In 2008, when a then 20-something Meadow started his restaurant group, he wanted to take on everything that came his way—and working with celebrity chefs was one of those opportunities. After working with five, Meadow realized he knew nothing about being an agent for celebrity chefs.
“There’s a whole lot of very talented, aggressive people who are in the business of doing deals for others,” says Meadow. “I’m just a restauranteur.”
After a few missteps and a very public lawsuit later, Meadow realized creating and running great restaurants were what he wanted.
“When you sign up for an overly cumbersome relationship that you really don’t need and it doesn’t serve you . . . nothing comes for free,” says Meadow. “If it represents distraction, why bother? I was so young, dumb, and cocky when I was starting out that I thought I could do everything. It’s just not who I am.”
He adds: “When I cut out that greed and that noise and that reckless ambition that says I can do everything and say, ‘you know what, let me go and focus’ . . . I’m probably more ambitious now, I’m doing more now, employing more people, significantly higher growth, yet doing more of a consistency, which is opening restaurants.”
When the idea for Brooklyn Winery was born, it was initially conceptualized as a wine bar with a totally unique make-your-own wine component to the business. The idea was to create an environment that not only served great wine, but allowed guests to intimately partake in the process it took to get to that final pour. In theory, it was exciting and well received, but in practice it was quite the opposite.

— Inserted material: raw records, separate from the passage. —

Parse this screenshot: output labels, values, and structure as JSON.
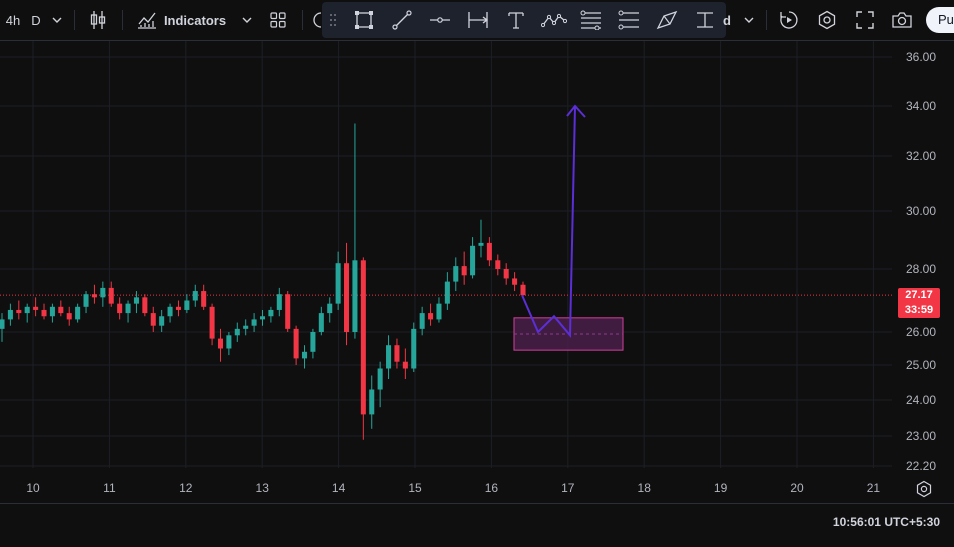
{
  "toolbar": {
    "interval": "4h",
    "interval2": "D",
    "indicators_label": "Indicators",
    "hidden_letter": "d",
    "publish_label": "Pu"
  },
  "price_axis": {
    "labels": [
      "36.00",
      "34.00",
      "32.00",
      "30.00",
      "28.00",
      "26.00",
      "25.00",
      "24.00",
      "23.00",
      "22.20"
    ],
    "current_price": "27.17",
    "countdown": "33:59"
  },
  "time_axis": {
    "labels": [
      "10",
      "11",
      "12",
      "13",
      "14",
      "15",
      "16",
      "17",
      "18",
      "19",
      "20",
      "21"
    ]
  },
  "status": {
    "clock": "10:56:01",
    "timezone": "UTC+5:30"
  },
  "colors": {
    "up": "#26a69a",
    "down": "#f23645",
    "drawing": "#5b2ed8",
    "zone_fill": "#4a1f4a",
    "zone_border": "#d0409a"
  },
  "chart_data": {
    "type": "candlestick",
    "symbol_interval": "4h",
    "ylim": [
      22.2,
      36.0
    ],
    "x_ticks": [
      "10",
      "11",
      "12",
      "13",
      "14",
      "15",
      "16",
      "17",
      "18",
      "19",
      "20",
      "21"
    ],
    "last_price": 27.17,
    "candles": [
      {
        "o": 26.1,
        "h": 26.6,
        "l": 25.7,
        "c": 26.4
      },
      {
        "o": 26.4,
        "h": 26.9,
        "l": 26.2,
        "c": 26.7
      },
      {
        "o": 26.7,
        "h": 27.0,
        "l": 26.4,
        "c": 26.6
      },
      {
        "o": 26.6,
        "h": 26.9,
        "l": 26.3,
        "c": 26.8
      },
      {
        "o": 26.8,
        "h": 27.1,
        "l": 26.5,
        "c": 26.7
      },
      {
        "o": 26.7,
        "h": 26.9,
        "l": 26.4,
        "c": 26.5
      },
      {
        "o": 26.5,
        "h": 26.9,
        "l": 26.3,
        "c": 26.8
      },
      {
        "o": 26.8,
        "h": 27.0,
        "l": 26.5,
        "c": 26.6
      },
      {
        "o": 26.6,
        "h": 26.8,
        "l": 26.2,
        "c": 26.4
      },
      {
        "o": 26.4,
        "h": 26.9,
        "l": 26.3,
        "c": 26.8
      },
      {
        "o": 26.8,
        "h": 27.3,
        "l": 26.6,
        "c": 27.2
      },
      {
        "o": 27.2,
        "h": 27.5,
        "l": 26.9,
        "c": 27.1
      },
      {
        "o": 27.1,
        "h": 27.6,
        "l": 26.8,
        "c": 27.4
      },
      {
        "o": 27.4,
        "h": 27.6,
        "l": 26.8,
        "c": 26.9
      },
      {
        "o": 26.9,
        "h": 27.1,
        "l": 26.4,
        "c": 26.6
      },
      {
        "o": 26.6,
        "h": 27.0,
        "l": 26.3,
        "c": 26.9
      },
      {
        "o": 26.9,
        "h": 27.3,
        "l": 26.6,
        "c": 27.1
      },
      {
        "o": 27.1,
        "h": 27.2,
        "l": 26.5,
        "c": 26.6
      },
      {
        "o": 26.6,
        "h": 26.8,
        "l": 26.0,
        "c": 26.2
      },
      {
        "o": 26.2,
        "h": 26.7,
        "l": 26.0,
        "c": 26.5
      },
      {
        "o": 26.5,
        "h": 26.9,
        "l": 26.3,
        "c": 26.8
      },
      {
        "o": 26.8,
        "h": 27.0,
        "l": 26.5,
        "c": 26.7
      },
      {
        "o": 26.7,
        "h": 27.2,
        "l": 26.6,
        "c": 27.0
      },
      {
        "o": 27.0,
        "h": 27.5,
        "l": 26.8,
        "c": 27.3
      },
      {
        "o": 27.3,
        "h": 27.5,
        "l": 26.7,
        "c": 26.8
      },
      {
        "o": 26.8,
        "h": 26.9,
        "l": 25.6,
        "c": 25.8
      },
      {
        "o": 25.8,
        "h": 26.1,
        "l": 25.1,
        "c": 25.5
      },
      {
        "o": 25.5,
        "h": 26.0,
        "l": 25.3,
        "c": 25.9
      },
      {
        "o": 25.9,
        "h": 26.3,
        "l": 25.7,
        "c": 26.1
      },
      {
        "o": 26.1,
        "h": 26.4,
        "l": 25.9,
        "c": 26.2
      },
      {
        "o": 26.2,
        "h": 26.6,
        "l": 26.0,
        "c": 26.4
      },
      {
        "o": 26.4,
        "h": 26.7,
        "l": 26.2,
        "c": 26.5
      },
      {
        "o": 26.5,
        "h": 26.8,
        "l": 26.3,
        "c": 26.7
      },
      {
        "o": 26.7,
        "h": 27.4,
        "l": 26.5,
        "c": 27.2
      },
      {
        "o": 27.2,
        "h": 27.3,
        "l": 26.0,
        "c": 26.1
      },
      {
        "o": 26.1,
        "h": 26.2,
        "l": 25.0,
        "c": 25.2
      },
      {
        "o": 25.2,
        "h": 25.6,
        "l": 24.9,
        "c": 25.4
      },
      {
        "o": 25.4,
        "h": 26.1,
        "l": 25.2,
        "c": 26.0
      },
      {
        "o": 26.0,
        "h": 26.8,
        "l": 25.9,
        "c": 26.6
      },
      {
        "o": 26.6,
        "h": 27.1,
        "l": 26.3,
        "c": 26.9
      },
      {
        "o": 26.9,
        "h": 28.6,
        "l": 26.7,
        "c": 28.2
      },
      {
        "o": 28.2,
        "h": 28.9,
        "l": 25.6,
        "c": 26.0
      },
      {
        "o": 26.0,
        "h": 33.3,
        "l": 25.8,
        "c": 28.3
      },
      {
        "o": 28.3,
        "h": 28.4,
        "l": 22.9,
        "c": 23.6
      },
      {
        "o": 23.6,
        "h": 24.7,
        "l": 23.2,
        "c": 24.3
      },
      {
        "o": 24.3,
        "h": 25.1,
        "l": 23.8,
        "c": 24.9
      },
      {
        "o": 24.9,
        "h": 25.9,
        "l": 24.6,
        "c": 25.6
      },
      {
        "o": 25.6,
        "h": 25.8,
        "l": 24.9,
        "c": 25.1
      },
      {
        "o": 25.1,
        "h": 25.5,
        "l": 24.6,
        "c": 24.9
      },
      {
        "o": 24.9,
        "h": 26.3,
        "l": 24.8,
        "c": 26.1
      },
      {
        "o": 26.1,
        "h": 26.8,
        "l": 25.9,
        "c": 26.6
      },
      {
        "o": 26.6,
        "h": 26.9,
        "l": 26.2,
        "c": 26.4
      },
      {
        "o": 26.4,
        "h": 27.1,
        "l": 26.3,
        "c": 26.9
      },
      {
        "o": 26.9,
        "h": 27.9,
        "l": 26.7,
        "c": 27.6
      },
      {
        "o": 27.6,
        "h": 28.4,
        "l": 27.3,
        "c": 28.1
      },
      {
        "o": 28.1,
        "h": 28.6,
        "l": 27.5,
        "c": 27.8
      },
      {
        "o": 27.8,
        "h": 29.1,
        "l": 27.7,
        "c": 28.8
      },
      {
        "o": 28.8,
        "h": 29.7,
        "l": 28.4,
        "c": 28.9
      },
      {
        "o": 28.9,
        "h": 29.1,
        "l": 28.1,
        "c": 28.3
      },
      {
        "o": 28.3,
        "h": 28.5,
        "l": 27.8,
        "c": 28.0
      },
      {
        "o": 28.0,
        "h": 28.2,
        "l": 27.5,
        "c": 27.7
      },
      {
        "o": 27.7,
        "h": 27.9,
        "l": 27.3,
        "c": 27.5
      },
      {
        "o": 27.5,
        "h": 27.6,
        "l": 27.1,
        "c": 27.17
      }
    ],
    "annotations": {
      "zone": {
        "price_top": 26.45,
        "price_bottom": 25.45
      },
      "path_points": [
        [
          27.17,
          "last"
        ],
        [
          26.0,
          "a"
        ],
        [
          26.5,
          "b"
        ],
        [
          25.9,
          "c"
        ],
        [
          34.0,
          "d"
        ]
      ]
    }
  }
}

“Selling wine is easy—selling wine futures that require a minimum investment of about 300 cases, about 3,600 bottles, proved nearly impossible,” says Leventhal. “We didn’t have a name or established reputation behind us, and we realized relatively quickly that we wouldn’t be able to survive on the minimal revenue stream we were seeing from the private client wine-making. We needed to pivot and figure out a way to support the wine-making business at a time when we weren’t even able to serve our own wine in the bar. We had to wait out the aging process.”
The solution came in the form of a couple, who walked in one day and asked if they could rent the 25-foot glass Atrium space for their wedding.
“That was a key moment for us. We didn’t build the space to host events but quickly realized that it was ideally suited for everything from weddings to corporate meetings and receptions,” explains Leventhal. “We slowly started to build our events team, brought catering in-house, and used our sales team to drive awareness in the events industry.”
Six years later, Brooklyn Winery is thriving, hosting over 300 events annually.
“It’s easy to say that none of this matters because in the end we were able to build a successful business, but that first 18 months was a true test of nerve and determination,” says Leventhal. “Luckily, we learned, and continue to learn, that taking risks and diving into the unknown is usually worth it.”